我可以确定参数是否为字符串文字吗？

Question

Is it possible to determine if an argument passed in macro or function is a string literal at compile time or run time?

For example,

#define is_string_literal(X)
...
...   

is_string_literal("hello") == true;
const char * p = "hello";
is_string_literal(p) == false;

or

bool is_string_literal(const char * s);

is_string_literal("hello") == true;
const char * p = "hello";
is_string_literal(p) == false;

Thanks.

Answer 1

YES! (Thanks to James McNellis and GMan for corrections. Updated to correctly handle concatenated literals like "Hello, " "World!" which get stringized before concatenation.)

#define is_literal_(x) is_literal_f(#x, sizeof(#x) - 1)
#define is_literal(x) is_literal_(x)

bool is_literal_f(const char *s, size_t l)
{
    const char *e = s + l;
    if(s[0] == 'L') s++;
    if(s[0] != '"') return false;
    for(; s != e; s = strchr(s + 1, '"'))
      {
        if(s == NULL) return false;
        s++;
        while(isspace(*s)) s++;
        if(*s != '"') return false;
      }
    return true;
}

This will stringify the argument before passing it to the function, so if the argument was a string literal, the argument passed to our function will be surrounded with quote characters.

If you consider this a string literal:

const char *p = "string";
// should is_literal(p) be true or false?

I cannot help you. You might be able to use some implementation-defined (or *shudder* undefined) behavior to test whether or not a string is stored in read-only memory, but on some (probably older) systems p could be modified.

For those who question the use of such a function, consider:

enum string_type { LITERAL, ARRAY, POINTER };

void string_func(/*const? */char *c, enum string_type t);

Rather than explicitly specifying the second argument to string_function on every call, is_literal allows us to wrap it with a macro:

#define string_func(s) \
    (string_func)(s, is_literal(s)  ? LITERAL :
        (void *)s == (void *)&s ? ARRAY : POINTER)
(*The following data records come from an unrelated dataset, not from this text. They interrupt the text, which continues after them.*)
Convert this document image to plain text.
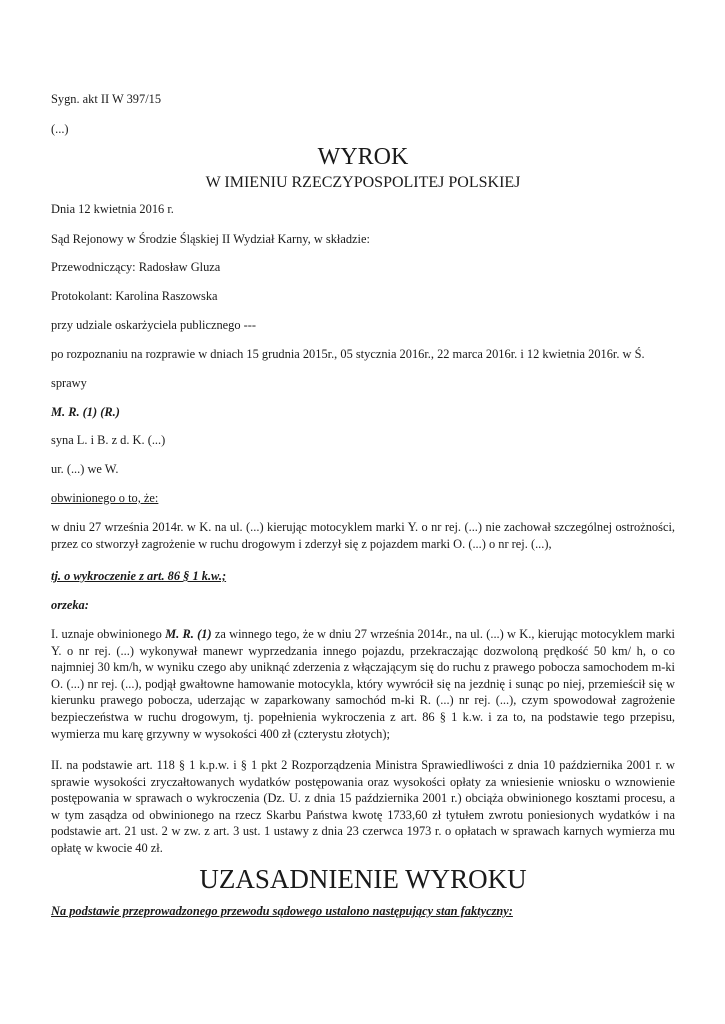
Sygn. akt II W 397/15
(...)
WYROK
W IMIENIU RZECZYPOSPOLITEJ POLSKIEJ
Dnia 12 kwietnia 2016 r.
Sąd Rejonowy w Środzie Śląskiej II Wydział Karny, w składzie:
Przewodniczący: Radosław Gluza
Protokolant: Karolina Raszowska
przy udziale oskarżyciela publicznego ---
po rozpoznaniu na rozprawie w dniach 15 grudnia 2015r., 05 stycznia 2016r., 22 marca 2016r. i 12 kwietnia 2016r. w Ś.
sprawy
M. R. (1) (R.)
syna L. i B. z d. K. (...)
ur. (...) we W.
obwinionego o to, że:
w dniu 27 września 2014r. w K. na ul. (...) kierując motocyklem marki Y. o nr rej. (...) nie zachował szczególnej ostrożności, przez co stworzył zagrożenie w ruchu drogowym i zderzył się z pojazdem marki O. (...) o nr rej. (...),
tj. o wykroczenie z art. 86 § 1 k.w.;
orzeka:
I. uznaje obwinionego M. R. (1) za winnego tego, że w dniu 27 września 2014r., na ul. (...) w K., kierując motocyklem marki Y. o nr rej. (...) wykonywał manewr wyprzedzania innego pojazdu, przekraczając dozwoloną prędkość 50 km/ h, o co najmniej 30 km/h, w wyniku czego aby uniknąć zderzenia z włączającym się do ruchu z prawego pobocza samochodem m-ki O. (...) nr rej. (...), podjął gwałtowne hamowanie motocykla, który wywrócił się na jezdnię i sunąc po niej, przemieścił się w kierunku prawego pobocza, uderzając w zaparkowany samochód m-ki R. (...) nr rej. (...), czym spowodował zagrożenie bezpieczeństwa w ruchu drogowym, tj. popełnienia wykroczenia z art. 86 § 1 k.w. i za to, na podstawie tego przepisu, wymierza mu karę grzywny w wysokości 400 zł (czterystu złotych);
II. na podstawie art. 118 § 1 k.p.w. i § 1 pkt 2 Rozporządzenia Ministra Sprawiedliwości z dnia 10 października 2001 r. w sprawie wysokości zryczałtowanych wydatków postępowania oraz wysokości opłaty za wniesienie wniosku o wznowienie postępowania w sprawach o wykroczenia (Dz. U. z dnia 15 października 2001 r.) obciąża obwinionego kosztami procesu, a w tym zasądza od obwinionego na rzecz Skarbu Państwa kwotę 1733,60 zł tytułem zwrotu poniesionych wydatków i na podstawie art. 21 ust. 2 w zw. z art. 3 ust. 1 ustawy z dnia 23 czerwca 1973 r. o opłatach w sprawach karnych wymierza mu opłatę w kwocie 40 zł.
UZASADNIENIE WYROKU
Na podstawie przeprowadzonego przewodu sądowego ustalono następujący stan faktyczny:
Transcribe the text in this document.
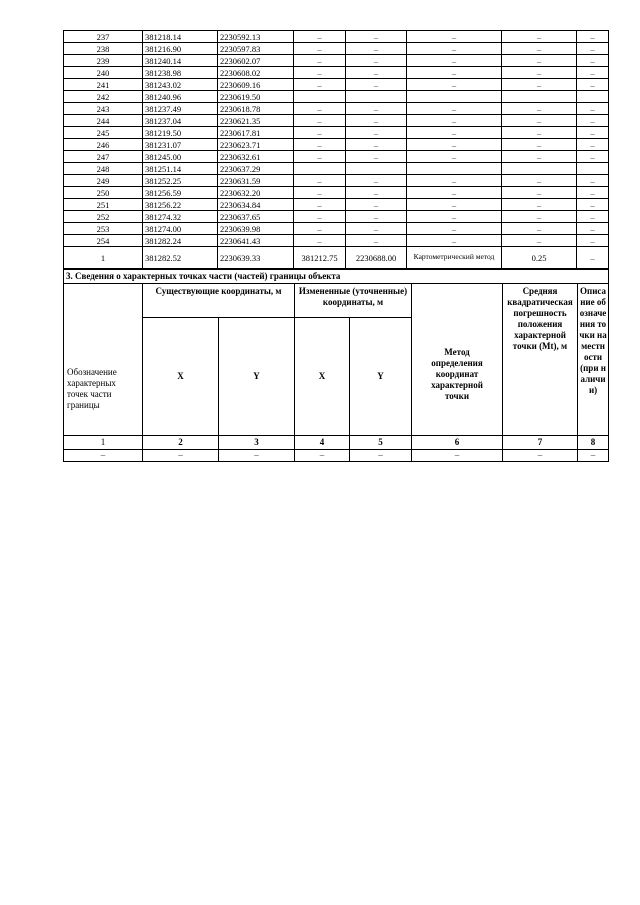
237	381218.14	2230592.13	–	–	–	–	–
238	381216.90	2230597.83	–	–	–	–	–
239	381240.14	2230602.07	–	–	–	–	–
240	381238.98	2230608.02	–	–	–	–	–
241	381243.02	2230609.16	–	–	–	–	–
242	381240.96	2230619.50					
243	381237.49	2230618.78	–	–	–	–	–
244	381237.04	2230621.35	–	–	–	–	–
245	381219.50	2230617.81	–	–	–	–	–
246	381231.07	2230623.71	–	–	–	–	–
247	381245.00	2230632.61	–	–	–	–	–
248	381251.14	2230637.29					
249	381252.25	2230631.59	–	–	–	–	–
250	381256.59	2230632.20	–	–	–	–	–
251	381256.22	2230634.84	–	–	–	–	–
252	381274.32	2230637.65	–	–	–	–	–
253	381274.00	2230639.98	–	–	–	–	–
254	381282.24	2230641.43	–	–	–	–	–
1	381282.52	2230639.33	381212.75	2230688.00	Картометрический метод	0.25	–
3. Сведения о характерных точках части (частей) границы объекта							
Обозначение характерных точек части границы	Существующие координаты, м		Измененные (уточненные) координаты, м		Метод определения координат характерной точки	Средняя квадратическая погрешность положения характерной точки (Mt), м	Описание обозначения точки на местности (при наличии)
	X	Y	X	Y			
1	2	3	4	5	6	7	8
–	–	–	–	–	–	–	–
I can't imagine why it would make a difference, except in plain C where literals aren't const and for some reason you don't want to/can't write the function as taking a const char * instead of a char . But there are all kinds of reasons to want to do something. Someday you, too may feel the need to resort to a horrible hack.

Answer 2

Knowing at compile time (as mentioned in question), with following technique. You can determine if the a given argument is string literal or not. If it's some array or pointer like const char x[], *p ; then it will throw compiler error.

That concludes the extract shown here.